There appears to be a never ending legal battle between Apple and Qualcomm. In January, Apple filed two lawsuits against Qualcomm.
Firstly, it claimed that Qualcomm abused its power by charging excessive royalties. This legal tussle ended in favour of Apple as the lawsuit and similar actions of regulators all over the world challenged Qualcomm business practices of calculating its royalties as a percentage of the value of the entire phone when it only provided the mobile chip components. This threat further led to a plunge in Qualcomm’s stock by 16% this year. Secondly, Apple accused the chip maker of breaching an agreement between the two companies. Qualcomm allegedly denied Apple the access to chip technologies it was entitled to use under the terms of a licensing deal.
The BBC reports that “ the latest disagreement concerns six patents relating to energy saving feature on the iPhone, which Qualcomm says Apple has used without permission”. The chip maker affirmed the present situation in a press release:
“Qualcomm incorporated (Nasdaq: QCOM) today announced that it is filing a complaint with the United States International Trade Commission (ITC) alleging that Apple has engaged in the unlawful importation and sale of iPhones that infringe one or more claims of six Qualcomm patents covering key technologies that enable important features and functions in iPhones…”
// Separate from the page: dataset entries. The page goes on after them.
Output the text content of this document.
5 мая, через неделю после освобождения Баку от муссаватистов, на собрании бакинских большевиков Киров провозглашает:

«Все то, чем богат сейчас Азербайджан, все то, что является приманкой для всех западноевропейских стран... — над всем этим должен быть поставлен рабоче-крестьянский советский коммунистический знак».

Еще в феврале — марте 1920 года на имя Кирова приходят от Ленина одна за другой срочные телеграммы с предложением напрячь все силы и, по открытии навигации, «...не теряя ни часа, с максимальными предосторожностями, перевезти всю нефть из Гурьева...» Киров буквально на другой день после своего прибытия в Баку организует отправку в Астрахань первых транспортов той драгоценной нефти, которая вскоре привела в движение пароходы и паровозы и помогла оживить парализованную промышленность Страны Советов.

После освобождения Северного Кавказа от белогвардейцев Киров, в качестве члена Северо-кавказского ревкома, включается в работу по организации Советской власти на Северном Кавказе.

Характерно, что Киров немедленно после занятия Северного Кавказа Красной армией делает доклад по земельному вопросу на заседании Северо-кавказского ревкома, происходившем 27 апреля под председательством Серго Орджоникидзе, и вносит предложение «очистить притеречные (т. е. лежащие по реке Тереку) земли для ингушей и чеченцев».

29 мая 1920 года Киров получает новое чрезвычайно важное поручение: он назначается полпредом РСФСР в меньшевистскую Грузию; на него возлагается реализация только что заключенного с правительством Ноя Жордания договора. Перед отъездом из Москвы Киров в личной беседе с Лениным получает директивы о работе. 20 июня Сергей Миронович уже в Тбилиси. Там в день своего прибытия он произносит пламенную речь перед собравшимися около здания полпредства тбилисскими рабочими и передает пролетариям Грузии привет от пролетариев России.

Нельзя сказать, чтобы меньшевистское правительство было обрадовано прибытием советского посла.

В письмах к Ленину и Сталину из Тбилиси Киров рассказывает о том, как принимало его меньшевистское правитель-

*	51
The chip maker further requested to issue an order to ban the importation of I phones and other products in the United States to stop Apple from benefitting from the use of Qualcomm’s technology.
In a response to the lawsuit, Apple referred the BBC to a previous statement against the chip maker insisting that that their business practices are a danger to the society. It accused the chip maker of innovation theft. They supplied Apple with a single component but demanded a percentage of the entire cost of phone production. Apple said further: “We believe deeply in the value of intellectual property but we shouldn’t have to pay them for technology breakthroughs they have nothing to do with”
Don Rosenberg, Qualcomm’s general counsel said in an interview: “If Apple was a willing licensee and Apple was, like everybody else, willing to pay what they use, we wouldn’t be suing them on these patents. But they are not, and we felt we were put in a position, given all the lawsuits they’ve brought against us around the world, of not simply having defend ourselves but having to take some affirmative action ourselves.”
As explicated in the press release, an investigation will commence in August and the case will be tried next year.